時枝雪穂は血の気のない顔で待っていた。時枝秋を信じることもできず、かといって彼女に希望を抱くしかない。この矛盾した心理が、彼女を極度に苦しめていた。
他の人々もしばらく声を出す勇気がなかった。
床に横たわっている時枝清志は、先ほどまで歯を食いしばり、金紙のような顔色で、全体的に非常に具合が悪そうだった。
1分が過ぎ、時間が凍りついたかのようにゆっくりと流れていた。
突然、彼は長く息を吐き出した。
時枝秋が言った:「彼を起こして座らせて。」
浜家秀実と時枝雪穂は今や怠ける余裕などなく、話しかけてきたのが時枝秋だということも気にせず、すぐに手を伸ばして時枝清志を起こした。
時枝清志はゆっくりと起き上がり、顔色は依然として蒼白かったものの、先ほどの死人のような灰色ではなく、明らかに健康的になっていた。
皆が思わず時枝秋を見つめ、驚きと敬服の眼差しを向けた。
時枝清志は以前から忙しすぎて、ずっとめまいの持病があった。
多くの大病院で検査を受けたが、どこも特に異常は見つからず、医師はいつも休息を多くとり、夜更かしを控えるようにと言うだけだった。
浜家秀実も周りの人々によく話題にし、良い医師を紹介してもらえないかと尋ねていた。
そのため、彼の体調に問題があることは、皆知っていた。
ただ、めまいは軽い症状で、本人には困るものの、他の人々にとってはさほど大きな問題とは思えなかった。
今日、時枝清志が倒れるのを見て、皆やっとこの病状が深刻になっていることを知った。
ちょうどそのとき、救急車がようやくゆっくりと到着した。
医師が駆け込んできて、「患者さんは?」
「もう大丈夫です。」時枝清志は自分の体調について把握しており、顔色も徐々に健康的な赤みを帯びてきていた。

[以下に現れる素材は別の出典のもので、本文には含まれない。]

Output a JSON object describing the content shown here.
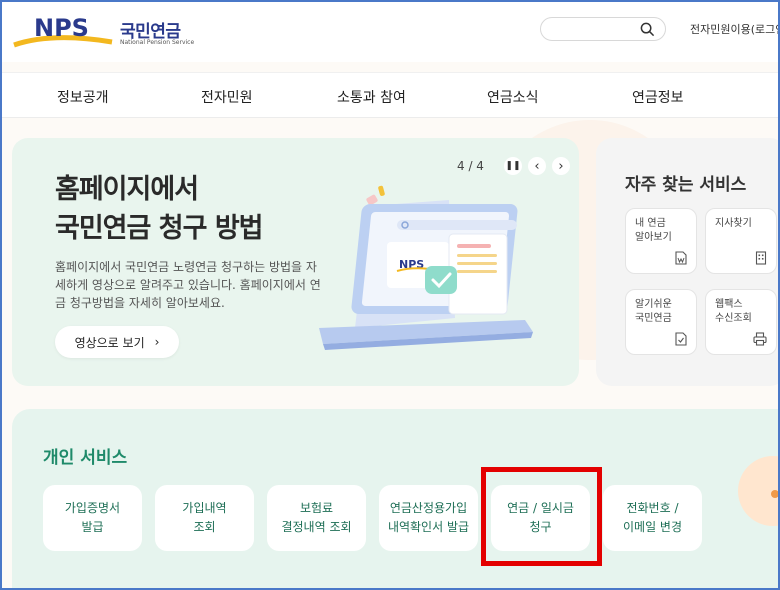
{
  "header": {
    "logo_text": "NPS",
    "logo_korean": "국민연금",
    "logo_english": "National Pension Service",
    "search_placeholder": "",
    "util_link": "전자민원이용(로그인"
  },
  "nav": {
    "items": [
      "정보공개",
      "전자민원",
      "소통과 참여",
      "연금소식",
      "연금정보"
    ]
  },
  "hero": {
    "title_line1": "홈페이지에서",
    "title_line2": "국민연금 청구 방법",
    "description": "홈페이지에서 국민연금 노령연금 청구하는 방법을 자세하게 영상으로 알려주고 있습니다. 홈페이지에서 연금 청구방법을 자세히 알아보세요.",
    "button_label": "영상으로 보기",
    "button_arrow": "›",
    "pager_count": "4 / 4",
    "pause_label": "❚❚",
    "prev_label": "‹",
    "next_label": "›",
    "illustration_logo": "NPS"
  },
  "quick_services": {
    "title": "자주 찾는 서비스",
    "items": [
      {
        "label": "내 연금\n알아보기",
        "icon": "document-w-icon"
      },
      {
        "label": "지사찾기",
        "icon": "building-icon"
      },
      {
        "label": "알기쉬운\n국민연금",
        "icon": "document-check-icon"
      },
      {
        "label": "웹팩스\n수신조회",
        "icon": "printer-icon"
      }
    ]
  },
  "personal": {
    "title": "개인 서비스",
    "items": [
      "가입증명서\n발급",
      "가입내역\n조회",
      "보험료\n결정내역 조회",
      "연금산정용가입\n내역확인서 발급",
      "연금 / 일시금\n청구",
      "전화번호 /\n이메일 변경"
    ]
  },
  "colors": {
    "brand_blue": "#2a3a8c",
    "brand_yellow": "#f3b81f",
    "accent_green": "#1f8a6a",
    "highlight_red": "#e30000"
  }
}
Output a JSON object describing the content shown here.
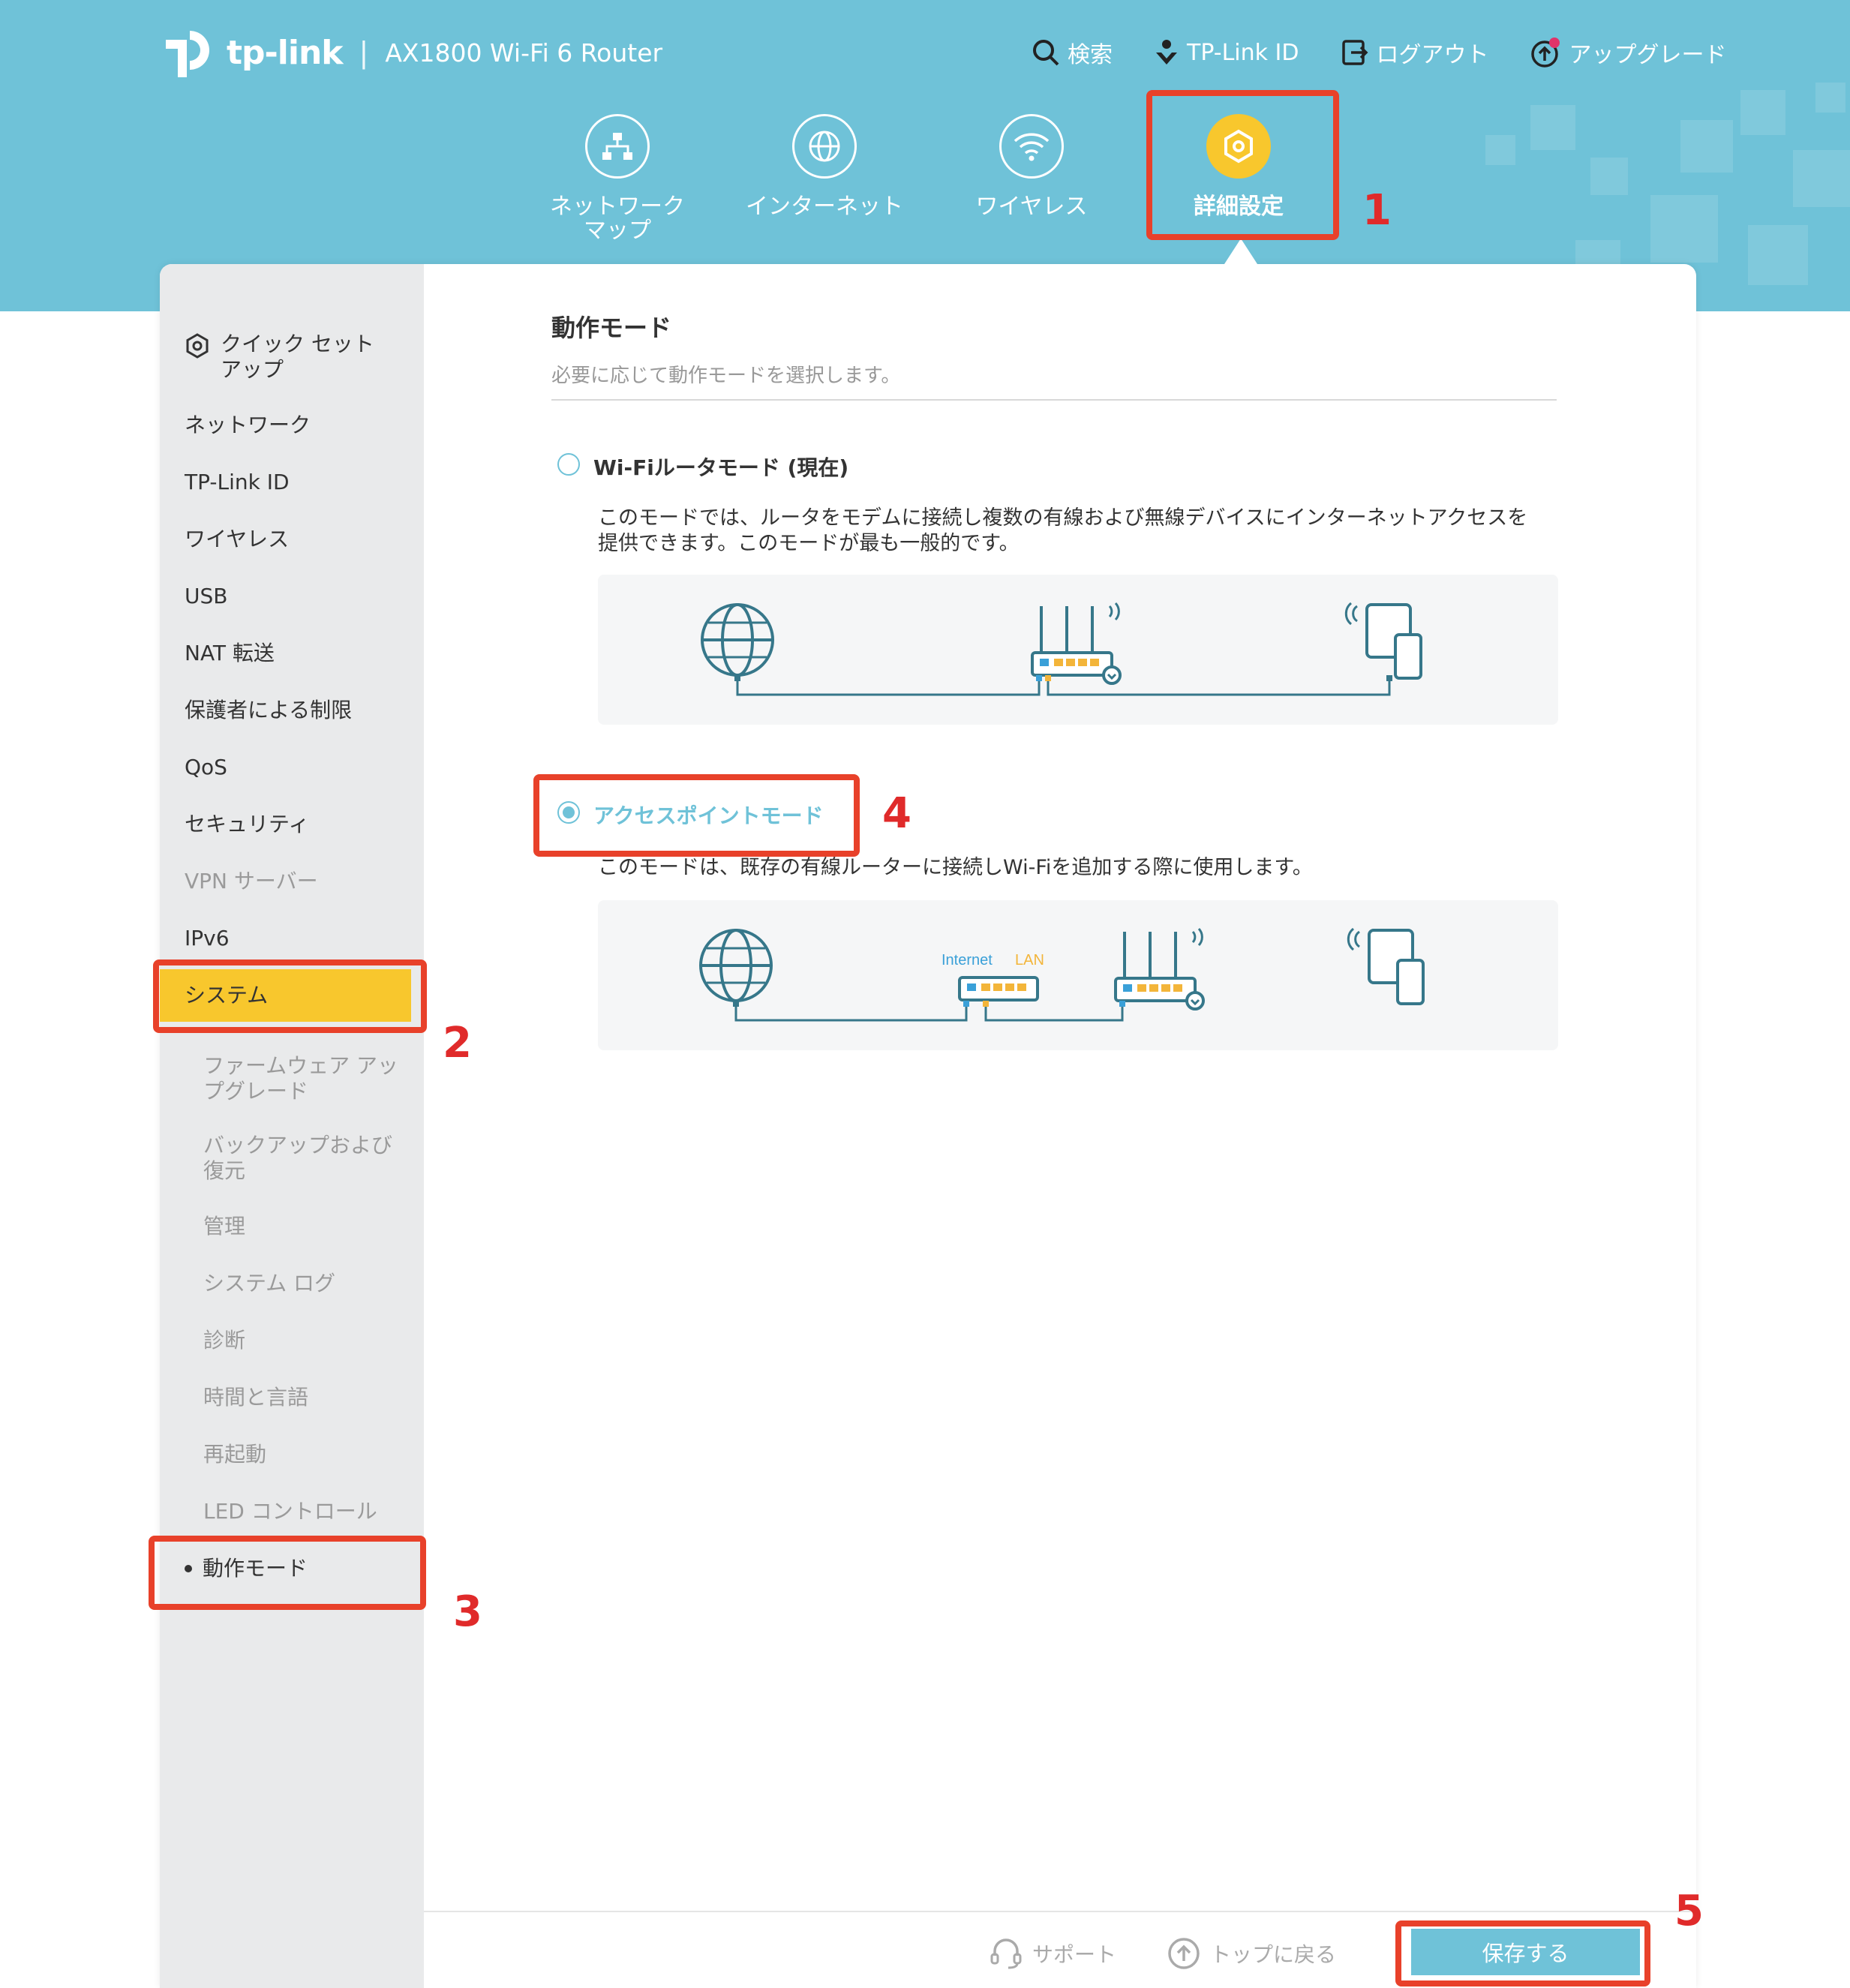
{
  "header": {
    "brand": "tp-link",
    "separator": "|",
    "model": "AX1800 Wi-Fi 6 Router",
    "top_links": [
      {
        "label": "検索",
        "icon": "search-icon"
      },
      {
        "label": "TP-Link ID",
        "icon": "tplink-id-icon"
      },
      {
        "label": "ログアウト",
        "icon": "logout-icon"
      },
      {
        "label": "アップグレード",
        "icon": "upgrade-icon"
      }
    ],
    "main_nav": [
      {
        "label": "ネットワーク\nマップ",
        "icon": "network-map-icon"
      },
      {
        "label": "インターネット",
        "icon": "internet-globe-icon"
      },
      {
        "label": "ワイヤレス",
        "icon": "wifi-icon"
      },
      {
        "label": "詳細設定",
        "icon": "gear-icon",
        "active": true
      }
    ]
  },
  "sidebar": {
    "items": [
      {
        "label": "クイック セット\nアップ",
        "icon": "gear-icon"
      },
      {
        "label": "ネットワーク"
      },
      {
        "label": "TP-Link ID"
      },
      {
        "label": "ワイヤレス"
      },
      {
        "label": "USB"
      },
      {
        "label": "NAT 転送"
      },
      {
        "label": "保護者による制限"
      },
      {
        "label": "QoS"
      },
      {
        "label": "セキュリティ"
      },
      {
        "label": "VPN サーバー"
      },
      {
        "label": "IPv6"
      },
      {
        "label": "システム",
        "selected": true
      }
    ],
    "sub_items": [
      {
        "label": "ファームウェア アッ\nプグレード"
      },
      {
        "label": "バックアップおよび\n復元"
      },
      {
        "label": "管理"
      },
      {
        "label": "システム ログ"
      },
      {
        "label": "診断"
      },
      {
        "label": "時間と言語"
      },
      {
        "label": "再起動"
      },
      {
        "label": "LED コントロール"
      },
      {
        "label": "動作モード",
        "current": true
      }
    ]
  },
  "main": {
    "title": "動作モード",
    "subtitle": "必要に応じて動作モードを選択します。",
    "options": [
      {
        "label": "Wi-Fiルータモード (現在)",
        "selected": false,
        "description": "このモードでは、ルータをモデムに接続し複数の有線および無線デバイスにインターネットアクセスを\n提供できます。このモードが最も一般的です。"
      },
      {
        "label": "アクセスポイントモード",
        "selected": true,
        "description": "このモードは、既存の有線ルーターに接続しWi-Fiを追加する際に使用します。",
        "diagram_labels": {
          "internet": "Internet",
          "lan": "LAN"
        }
      }
    ]
  },
  "footer": {
    "support": "サポート",
    "back_to_top": "トップに戻る",
    "save": "保存する"
  },
  "annotations": [
    "1",
    "2",
    "3",
    "4",
    "5"
  ],
  "colors": {
    "header_bg": "#6fc2d8",
    "accent_yellow": "#f8c72d",
    "annotation_red": "#e8412a",
    "teal": "#6fc2d8"
  }
}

医師はそれでも検査を行い、「確かに問題はないようですね。ですが、入院して治療と経過観察を行い、詳しい検査をした方がよいでしょう。」と言った。
「そうよ、あなた、やっぱり病院に行きましょう。」浜家秀実は時枝秋が時枝清志に薬を乱用させることを心配していた。
時枝清志は自身のめまいの症状で何度も病院に通ったが、どの時も結果は出なかった。